Infections can be associated with procedures (like surgery) and the devices used in medical procedures, such as catheters or ventilators. HAIs are important causes of morbidity and mortality in the United States and are associated with a substantial increase in health care costs each year.
What is the most common type of hospital acquired infection?
Hospital-acquired infections are caused by viral, bacterial, and fungal pathogens; the most common types are bloodstream infection (BSI), pneumonia (eg, ventilator-associated pneumonia [VAP]), urinary tract infection (UTI), and surgical site infection (SSI).
Who is at risk for hospital acquired infections?
All hospitalized patients are susceptible to contracting a nosocomial infection. Some patients are at greater risk than others-young children, the elderly, and persons with compromised immune systems are more likely to get an infection.
What is a hospital acquired infection called?

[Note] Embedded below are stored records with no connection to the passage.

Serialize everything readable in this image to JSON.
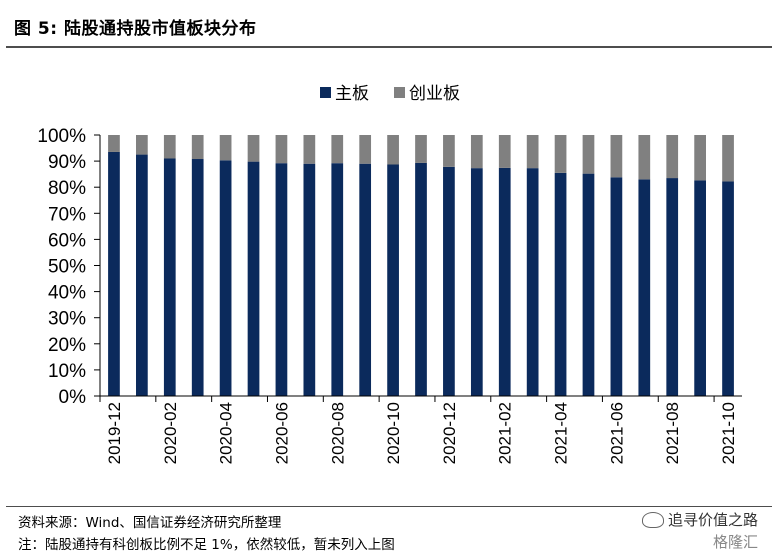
{
  "title": "图 5:  陆股通持股市值板块分布",
  "chart_data": {
    "type": "bar",
    "stacked": true,
    "percent": true,
    "categories": [
      "2019-12",
      "2020-01",
      "2020-02",
      "2020-03",
      "2020-04",
      "2020-05",
      "2020-06",
      "2020-07",
      "2020-08",
      "2020-09",
      "2020-10",
      "2020-11",
      "2020-12",
      "2021-01",
      "2021-02",
      "2021-03",
      "2021-04",
      "2021-05",
      "2021-06",
      "2021-07",
      "2021-08",
      "2021-09",
      "2021-10"
    ],
    "x_tick_labels": [
      "2019-12",
      "2020-02",
      "2020-04",
      "2020-06",
      "2020-08",
      "2020-10",
      "2020-12",
      "2021-02",
      "2021-04",
      "2021-06",
      "2021-08",
      "2021-10"
    ],
    "series": [
      {
        "name": "主板",
        "color": "#0b2a5c",
        "values": [
          93.5,
          92.5,
          91,
          90.8,
          90.3,
          89.8,
          89.2,
          89,
          89.2,
          89,
          88.7,
          89.3,
          87.8,
          87.3,
          87.4,
          87.3,
          85.5,
          85.2,
          83.8,
          83,
          83.5,
          82.6,
          82.2
        ]
      },
      {
        "name": "创业板",
        "color": "#808080",
        "values": [
          6.5,
          7.5,
          9,
          9.2,
          9.7,
          10.2,
          10.8,
          11,
          10.8,
          11,
          11.3,
          10.7,
          12.2,
          12.7,
          12.6,
          12.7,
          14.5,
          14.8,
          16.2,
          17,
          16.5,
          17.4,
          17.8
        ]
      }
    ],
    "ylim": [
      0,
      100
    ],
    "y_ticks": [
      "0%",
      "10%",
      "20%",
      "30%",
      "40%",
      "50%",
      "60%",
      "70%",
      "80%",
      "90%",
      "100%"
    ],
    "grid": false,
    "legend_position": "top-center"
  },
  "footer": {
    "source": "资料来源：Wind、国信证券经济研究所整理",
    "note": "注：陆股通持有科创板比例不足 1%，依然较低，暂未列入上图"
  },
  "watermark": {
    "line1": "追寻价值之路",
    "line2": "格隆汇"
  }
}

Hospital-acquired infections, also known as healthcare-associated infections (HAI), are nosocomially acquired infections that are typically not present or might be incubating at the time of admission. These infections are usually acquired after hospitalization and manifest 48 hours after admission to the hospital.
What are 3 common examples of nosocomial infections?
Some well known nosocomial infections include: ventilator-associated pneumonia, Methicillin resistant Staphylococcus aureus, Candida albicans, Acinetobacter baumannii, Clostridium difficile, Tuberculosis, Urinary tract infection, Vancomycin-resistant Enterococcus and Legionnaires’ disease.
What are examples of HCAI?
The term HCAI covers a wide range of infections. The most well known include those caused by meticillin-resistant Staphylococcus aureus (MRSA), meticillin-sensitive Staphylococcus aureus (MSSA), Clostridium difficile (C. difficile) and Escherichia coli (E. coli).
Why does sepsis occur in hospitals?
Sepsis is a serious medical condition. It’s caused by an overwhelming immune response to infection. The body releases immune chemicals into the blood to combat the infection. Those chemicals trigger widespread inflammation, which leads to blood clots and leaky blood vessels.